Kneeling captive
Description
Limestone, paint
AI image analysis claude-haiku-4-5
Machine-generated from the object's image on May 2026. Not curatorial; treat deities, names, and signs below as the model's best reading, not authority.
A limestone statue of a kneeling male figure with a distinctive hairstyle, bare torso with bracelets on both wrists, depicted in a formal kneeling pose characteristic of Old Kingdom Egyptian sculpture.
This limestone sculpture presents a kneeling figure rendered in the formal, idealized style typical of Old Kingdom Egyptian art. The figure displays characteristic features including a broad, full-faced head with almond-shaped eyes, well-defined nose, and a slight smile; the hair is styled in a distinctive shoulder-length cut with regular linear divisions. The upper body is bare-chested, showing musculature and an abdomen with naturalistic modeling. Notable details include pairs of bracelets or anklets carved around both wrists, suggesting high status. The lower body transitions to a kilt or loincloth. The figure maintains the rigid, frontal kneeling pose typical of Old Kingdom sculpture, with hands positioned on the thighs. The limestone shows natural weathering and age-related patina. The work exemplifies the formal, hieratic conventions of Old Kingdom portraiture, though the figure's identity through royal cartouches or inscriptions is not clearly visible in the image.
Cross-references (4)
- Wikidata-Q Q116413365 tier-1
- Collection-QID Q160236 tier-2 (wikidata-mediated)

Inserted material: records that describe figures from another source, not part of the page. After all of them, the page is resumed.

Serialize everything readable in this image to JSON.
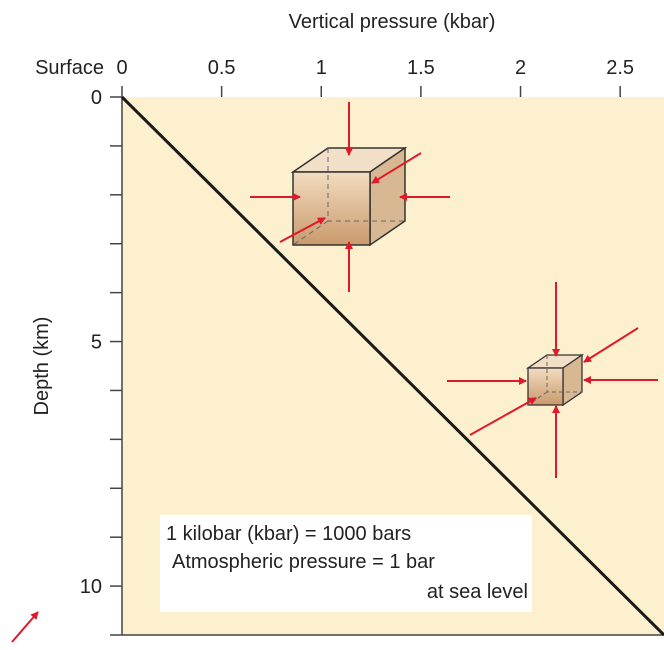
{
  "chart_data": {
    "type": "line",
    "x_label": "Vertical pressure (kbar)",
    "y_label": "Depth (km)",
    "surface_label": "Surface",
    "xlim": [
      0,
      2.72
    ],
    "xticks": [
      0,
      0.5,
      1.0,
      1.5,
      2.0,
      2.5
    ],
    "ylim": [
      0,
      11
    ],
    "yticks": [
      0,
      5,
      10
    ],
    "yminor_ticks": [
      1,
      2,
      3,
      4,
      6,
      7,
      8,
      9,
      11
    ],
    "x": [
      0,
      2.72
    ],
    "y": [
      0,
      11
    ],
    "color": "#1a1a1a",
    "annotations": [
      "1 kilobar (kbar) = 1000 bars",
      "Atmospheric pressure = 1 bar",
      "at sea level"
    ]
  }
}
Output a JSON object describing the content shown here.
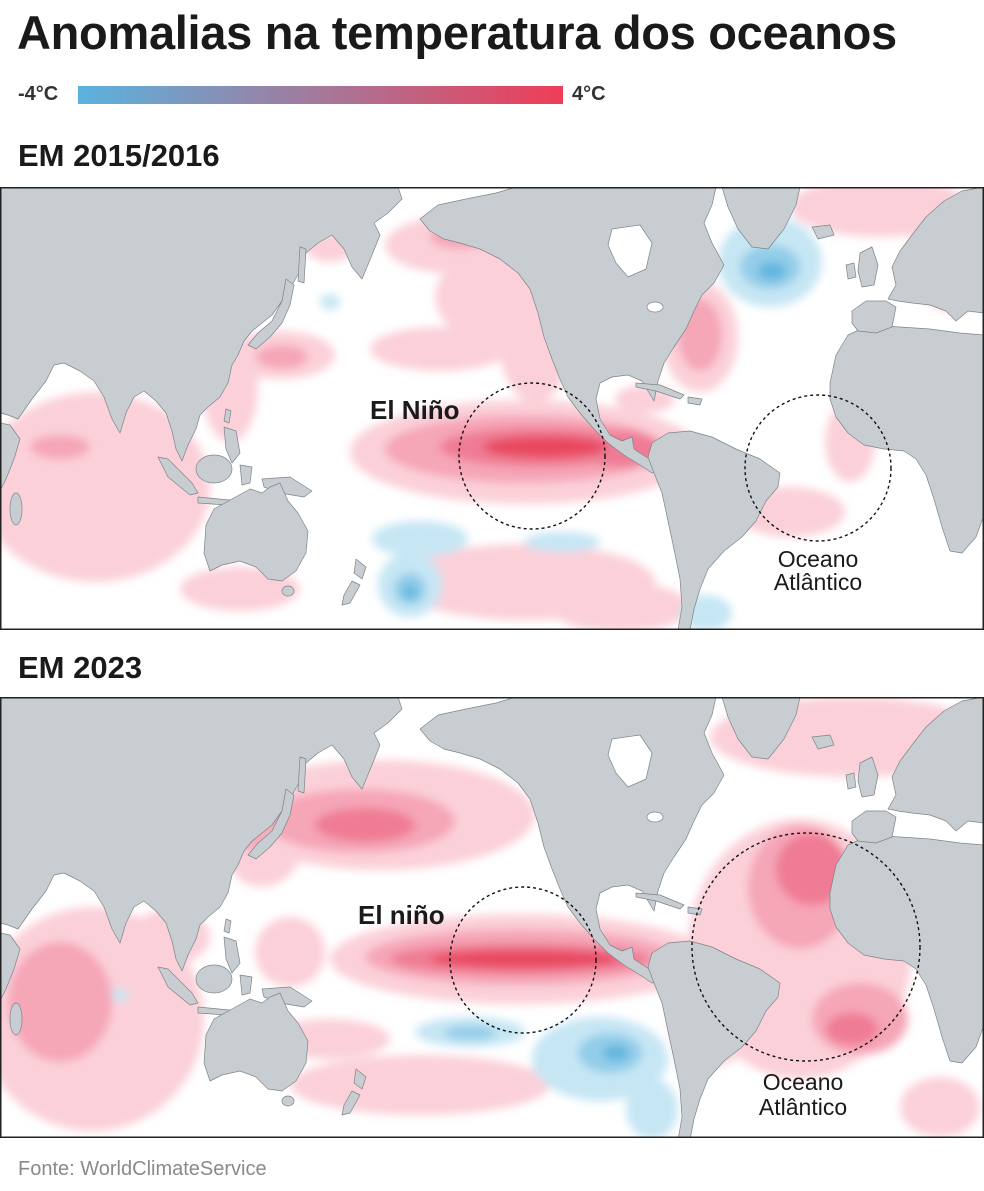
{
  "title": "Anomalias na temperatura dos oceanos",
  "legend": {
    "min_label": "-4°C",
    "max_label": "4°C",
    "cold_color": "#5ab3de",
    "warm_color": "#ef3d57"
  },
  "maps": [
    {
      "period": "EM 2015/2016",
      "el_nino_label": "El Niño",
      "atlantic_label_line1": "Oceano",
      "atlantic_label_line2": "Atlântico"
    },
    {
      "period": "EM 2023",
      "el_nino_label": "El niño",
      "atlantic_label_line1": "Oceano",
      "atlantic_label_line2": "Atlântico"
    }
  ],
  "colors": {
    "land": "#c8cdd2",
    "land_outline": "#7d848a",
    "ocean": "#ffffff",
    "warm_1": "#fbd0d9",
    "warm_2": "#f5a6b7",
    "warm_3": "#ef7c94",
    "warm_4": "#e8485f",
    "cold_1": "#c6e6f4",
    "cold_2": "#93cde9",
    "cold_3": "#62b5df",
    "circle_stroke": "#111111"
  },
  "source": "Fonte: WorldClimateService"
}
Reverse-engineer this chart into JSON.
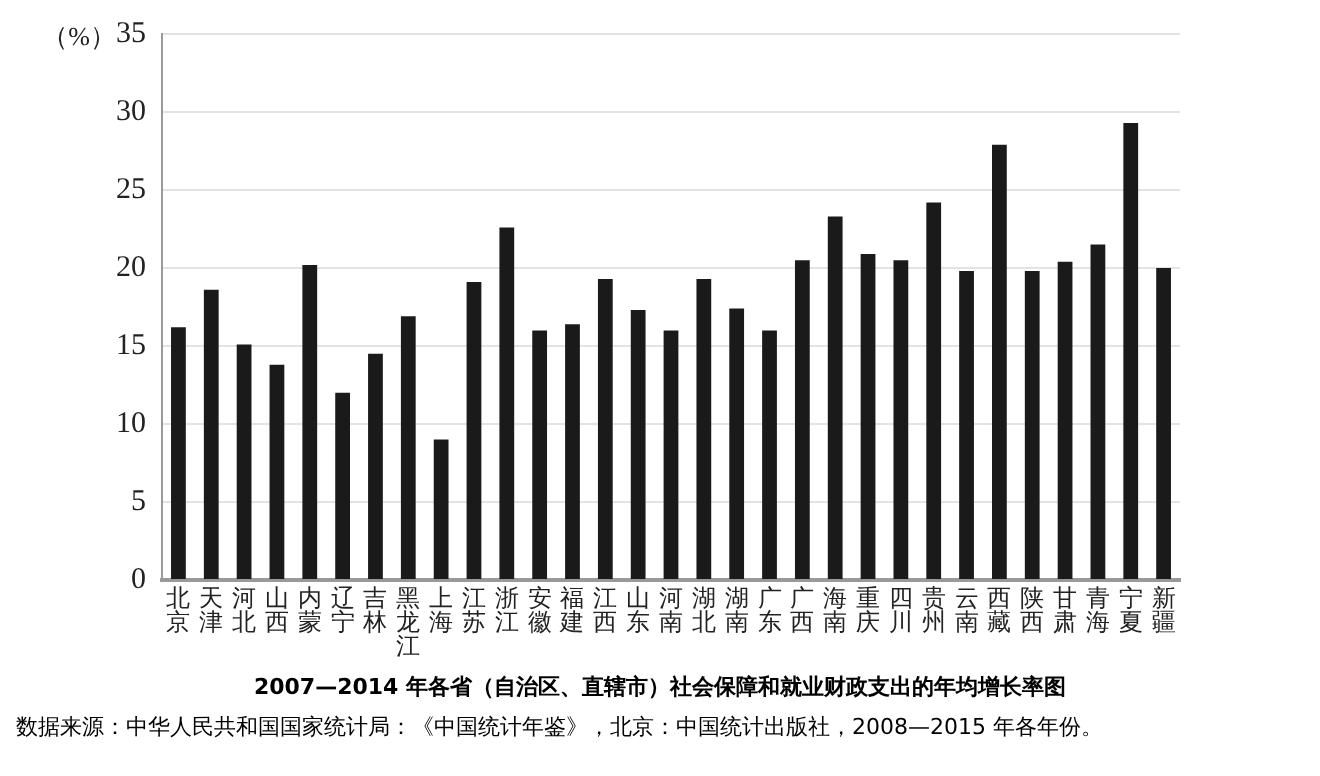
{
  "chart_data": {
    "type": "bar",
    "title": "2007—2014 年各省（自治区、直辖市）社会保障和就业财政支出的年均增长率图",
    "ylabel": "（%）",
    "categories": [
      "北京",
      "天津",
      "河北",
      "山西",
      "内蒙",
      "辽宁",
      "吉林",
      "黑龙江",
      "上海",
      "江苏",
      "浙江",
      "安徽",
      "福建",
      "江西",
      "山东",
      "河南",
      "湖北",
      "湖南",
      "广东",
      "广西",
      "海南",
      "重庆",
      "四川",
      "贵州",
      "云南",
      "西藏",
      "陕西",
      "甘肃",
      "青海",
      "宁夏",
      "新疆"
    ],
    "values": [
      16.2,
      18.6,
      15.1,
      13.8,
      20.2,
      12.0,
      14.5,
      16.9,
      9.0,
      19.1,
      22.6,
      16.0,
      16.4,
      19.3,
      17.3,
      16.0,
      19.3,
      17.4,
      16.0,
      20.5,
      23.3,
      20.9,
      20.5,
      24.2,
      19.8,
      27.9,
      19.8,
      20.4,
      21.5,
      29.3,
      20.0
    ],
    "color": "#1a1a1a",
    "ylim": [
      0,
      35
    ],
    "yticks": [
      0,
      5,
      10,
      15,
      20,
      25,
      30,
      35
    ],
    "grid": "y",
    "legend": false,
    "annotations": [
      "数据来源：中华人民共和国国家统计局：《中国统计年鉴》，北京：中国统计出版社，2008—2015 年各年份。"
    ]
  }
}
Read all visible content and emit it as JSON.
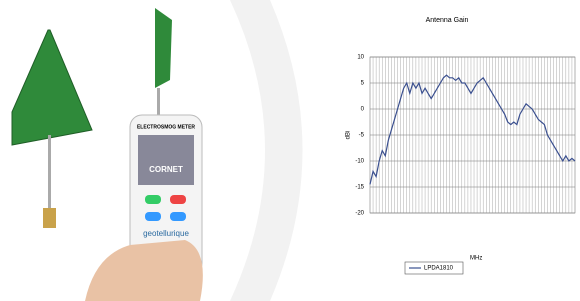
{
  "chart_data": {
    "type": "line",
    "title": "Antenna Gain",
    "y_label": "dBi",
    "x_label": "MHz",
    "categories": [
      null,
      null,
      null,
      null,
      null,
      null,
      null,
      null,
      null,
      null,
      null,
      null,
      null,
      null,
      null,
      null,
      null,
      null,
      null,
      null,
      null,
      null,
      null,
      null,
      null,
      null,
      null,
      null,
      null,
      null,
      null,
      null,
      null,
      null,
      null,
      null,
      null,
      null,
      null,
      null,
      null,
      null,
      null,
      null,
      null,
      null,
      null,
      null,
      null,
      null,
      null,
      null,
      null,
      null,
      null,
      null,
      null,
      null,
      null,
      null,
      null,
      null,
      null,
      null,
      null,
      null,
      null,
      null
    ],
    "series": [
      {
        "name": "LPDA1810",
        "color": "#3a4f8f",
        "values": [
          -14.5,
          -12,
          -13,
          -10,
          -8,
          -9,
          -6,
          -4,
          -2,
          0,
          2,
          4,
          5,
          3,
          5,
          4,
          5,
          3,
          4,
          3,
          2,
          3,
          4,
          5,
          6,
          6.5,
          6,
          6,
          5.5,
          6,
          5,
          5,
          4,
          3,
          4,
          5,
          5.5,
          6,
          5,
          4,
          3,
          2,
          1,
          0,
          -1,
          -2.5,
          -3,
          -2.5,
          -3,
          -1,
          0,
          1,
          0.5,
          0,
          -1,
          -2,
          -2.5,
          -3,
          -5,
          -6,
          -7,
          -8,
          -9,
          -10,
          -9,
          -10,
          -9.5,
          -10
        ]
      }
    ],
    "ylim": [
      -20,
      10
    ],
    "yticks": [
      -20,
      -15,
      -10,
      -5,
      0,
      5,
      10
    ],
    "grid": true,
    "legend": "bottom"
  },
  "photo": {
    "labels": [
      "ELECTROSMOG METER",
      "CORNET",
      "geotellurique"
    ]
  }
}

- Inventory-Number 64.260 tier-2 (wikidata-mediated)
- MET-Object 543906 tier-2 (wikidata-mediated)
About this record's data
- From the source institution — accession, description, dimensions, and dating are as catalogued by Metropolitan Museum of Art — Egyptian Art (Open Access).
- AI-inferred — the image-analysis panel (deities, names, signs) is machine-generated and may be wrong.
- Approximate location — most map points are plotted at the site centroid, not the exact findspot.
- Inferred links — cross-references marked with a match method other than explicit-source-field were matched by us, not stated by the source.